Etre douloureux ou avoir une douleur?


Dedans ou dehors?

Cet article se propose de poser la question du lieu métaphorique de la douleur. « Est-elle dedans ou dehors ? », pourrait-être une question pour le moins incongrue, qui va venir brouiller les pistes de la réflexion rationnelle…Elle ne peut donc pas toujours être posée de façon trop directe.

Souvent, les personnes ayant une douleur chronique se définissent par la souffrance qui devient identitaire. La phrase : « Je suis un ou une douloureux ou douloureuse chronique » est fréquente. « J’ai une douleur », semble déjà recouvrir une autre perception de la situation. Mais il ne suffira pas de dire « Vous n’êtes pas que cela, vous n’êtes pas que la douleur », pour que le vécu douloureux se distancie, surtout dans le cadre d’une maladie chronique.

Rendre la personne propriétaire de sa douleur, lui permettre de la ressentir, d’en faire un objet de travail au lieu d’être soi-même l’ « objet de souffrance », est une proposition parfois vécue comme un peu étrange. A terme, il s’agira de proposer à la personne d’externaliser la douleur. Mais pour pouvoir vivre cela, il faut déjà accepter d’aller à la rencontre de cette douleur, proposition pas toujours si facile que cela à éprouver. Cette proposition d’exploration est donc assortie d’une expérience de changement possible, de mise en mouvement.



Aller à la rencontre de la douleur

  • Installation du lieu intérieur imaginaire sécure et ancré dans le paysage sensoriel corporel (voir ici )
  • Écouter les sensations d’une zone douloureuse, avec progressivement le glissement vers une métaphore de la douleur comme une énergie et une première possibilité d’agir dessus.
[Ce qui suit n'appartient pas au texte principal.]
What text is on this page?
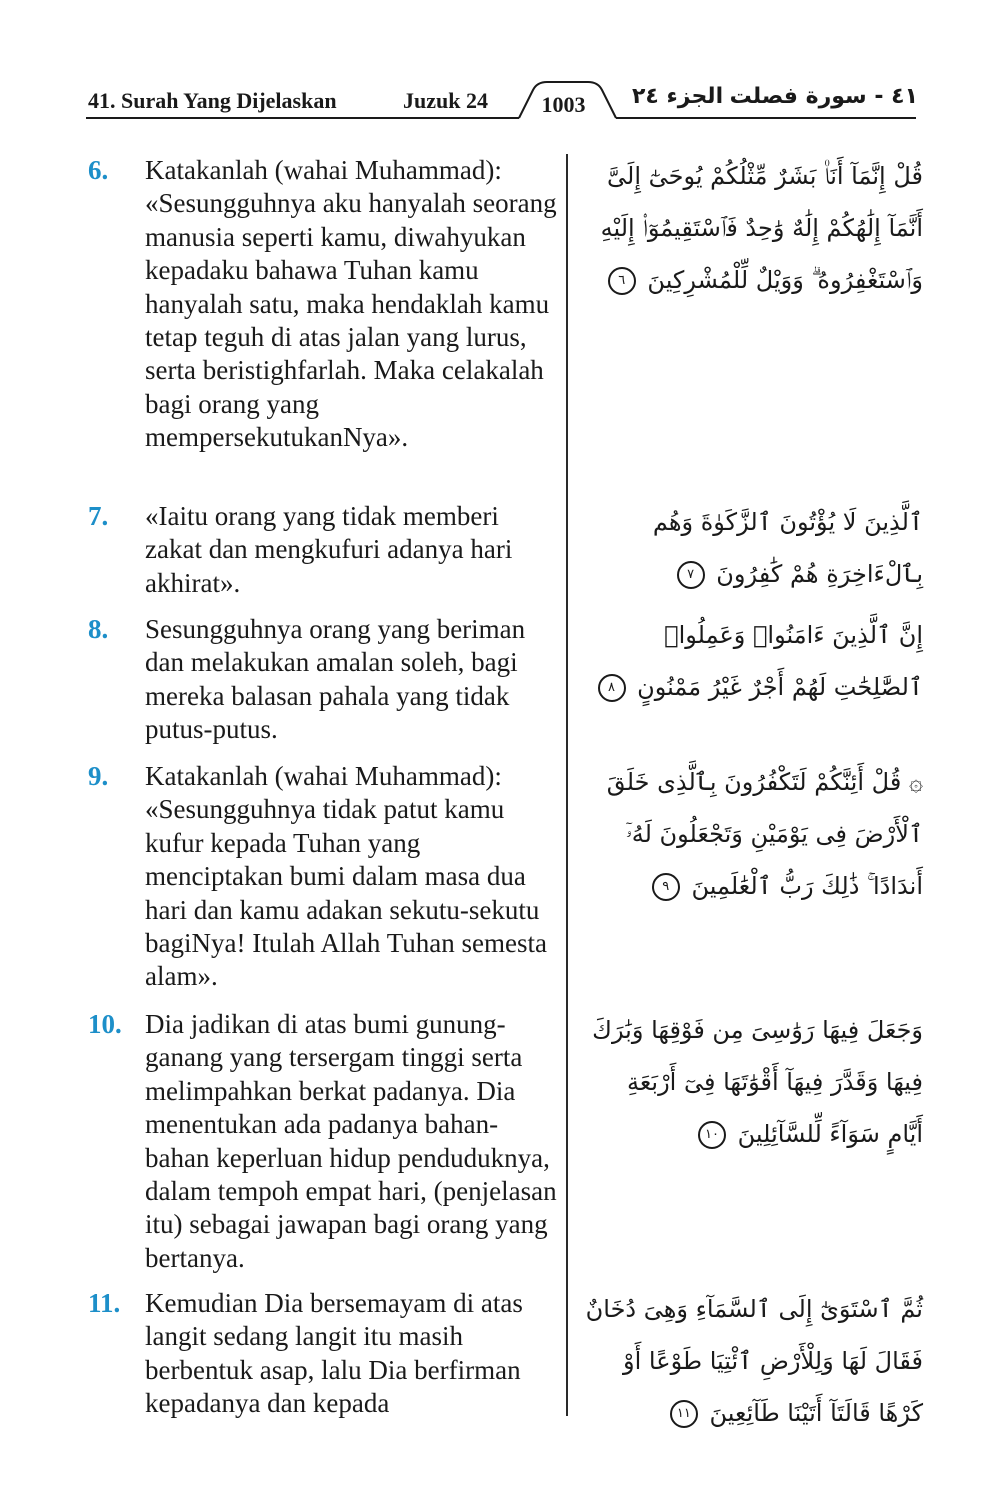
41. Surah Yang Dijelaskan	Juzuk 24	1003	الجزء ٢٤ ٤١ - سورة فصلت
6. Katakanlah (wahai Muhammad): «Sesungguhnya aku hanyalah seorang manusia seperti kamu, diwahyukan kepadaku bahawa Tuhan kamu hanyalah satu, maka hendaklah kamu tetap teguh di atas jalan yang lurus, serta beristighfarlah. Maka celakalah bagi orang yang mempersekutukanNya».
قُلْ إِنَّمَآ أَنَا۠ بَشَرٌ مِّثْلُكُمْ يُوحَىٰٓ إِلَىَّ أَنَّمَآ إِلَٰهُكُمْ إِلَٰهٌ وَٰحِدٌ فَٱسْتَقِيمُوٓا۟ إِلَيْهِ وَٱسْتَغْفِرُوهُ ۗ وَوَيْلٌ لِّلْمُشْرِكِينَ ٦
7. «Iaitu orang yang tidak memberi zakat dan mengkufuri adanya hari akhirat».
ٱلَّذِينَ لَا يُؤْتُونَ ٱلزَّكَوٰةَ وَهُم بِٱلْءَاخِرَةِ هُمْ كَٰفِرُونَ ٧
8. Sesungguhnya orang yang beriman dan melakukan amalan soleh, bagi mereka balasan pahala yang tidak putus-putus.
إِنَّ ٱلَّذِينَ ءَامَنُوا۟ وَعَمِلُوا۟ ٱلصَّٰلِحَٰتِ لَهُمْ أَجْرٌ غَيْرُ مَمْنُونٍ ٨
9. Katakanlah (wahai Muhammad): «Sesungguhnya tidak patut kamu kufur kepada Tuhan yang menciptakan bumi dalam masa dua hari dan kamu adakan sekutu-sekutu bagiNya! Itulah Allah Tuhan semesta alam».
۞ قُلْ أَئِنَّكُمْ لَتَكْفُرُونَ بِٱلَّذِى خَلَقَ ٱلْأَرْضَ فِى يَوْمَيْنِ وَتَجْعَلُونَ لَهُۥٓ أَندَادًا ۚ ذَٰلِكَ رَبُّ ٱلْعَٰلَمِينَ ٩
10. Dia jadikan di atas bumi gunung-ganang yang tersergam tinggi serta melimpahkan berkat padanya. Dia menentukan ada padanya bahan-bahan keperluan hidup penduduknya, dalam tempoh empat hari, (penjelasan itu) sebagai jawapan bagi orang yang bertanya.
وَجَعَلَ فِيهَا رَوَٰسِىَ مِن فَوْقِهَا وَبَٰرَكَ فِيهَا وَقَدَّرَ فِيهَآ أَقْوَٰتَهَا فِىٓ أَرْبَعَةِ أَيَّامٍ سَوَآءً لِّلسَّآئِلِينَ ١٠
11. Kemudian Dia bersemayam di atas langit sedang langit itu masih berbentuk asap, lalu Dia berfirman kepadanya dan kepada
ثُمَّ ٱسْتَوَىٰٓ إِلَى ٱلسَّمَآءِ وَهِىَ دُخَانٌ فَقَالَ لَهَا وَلِلْأَرْضِ ٱئْتِيَا طَوْعًا أَوْ كَرْهًا قَالَتَآ أَتَيْنَا طَآئِعِينَ ١١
Quelques exemples possibles d'induction: 

  • « Cette zone où votre douleur est installée vous pouvez vous aussi vous y installer…et pendant qu’une partie de vous-même ressent la douleur, une autre partie de vous-même va pouvoir observer…vos sens intérieurs ressentent cette douleur…vos muscles vont vous dire s’ils sont trop tendus…votre perception intérieure peut ressentir si cette zone est chaude et en feu…ou froide, glacée…ou peut-être autre chose…votre cerveau va vous dire s’il y a dans cette zone un trop plein ou un manque d’énergie…un excès de sensations ou un engourdissement…ou peut-être autre chose…Sentez-vous libre de ressentir ce que vous ressentez"
  • "Votre cerveau a peut-être gardé le souvenir du moment où la douleur s’est invitée dans votre vie ?"
  • "Et peut-être que vos yeux vont pouvoir découvrir la couleur de cette douleur…avec des nuances claires ou sombres…des jeux d’ombre et de lumière… Si vous êtes quelqu’un de tactile, peut-être vos doigts vont il ressentir une texture propre à cette énergie…vos sens intérieurs vont percevoir la forme de cette énergie douloureuse…les formes sont-elles aigues ? Pointues ? Rondes ? Régulières ou pas ?... Votre cerveau va peut-être découvrir une forme dans cette zone…un animal…un objet…un personnage…un paysage…ou autre chose…"
  • "Et peut-être cette forme ou cet objet douleur va t'il pouvoir se transformer...grandi ou diminuer...s'alléger, disparaitre...devenir une photo...ou peut-être autre chose issue de cette transformation possible, de ce changement..."
  • "Et peut-être cette énergie est-elle animée d’un mouvement…est-ce que c’est un mouvement lent, rapide, saccadé, haché, fluide ou peut-être autre chose…Cette circulation d’énergie va peut-être vous donner envie de bouger doucement…Sentez-vous libre de laisser bouger votre corps comme il le souhaite, doucement, en pleine conscience…autorisez-vous à éprouver un mouvement fluide et bien huilé…Sentez comment vos gestes peuvent être lents, tranquilles, en relâchement…Un peu comme si vous aviez du sable ou de l’eau dans la main et que vous puissiez desserrer cette main pour laisser couler, relâcher, déposer ce qui n’est plus bon pour vous… »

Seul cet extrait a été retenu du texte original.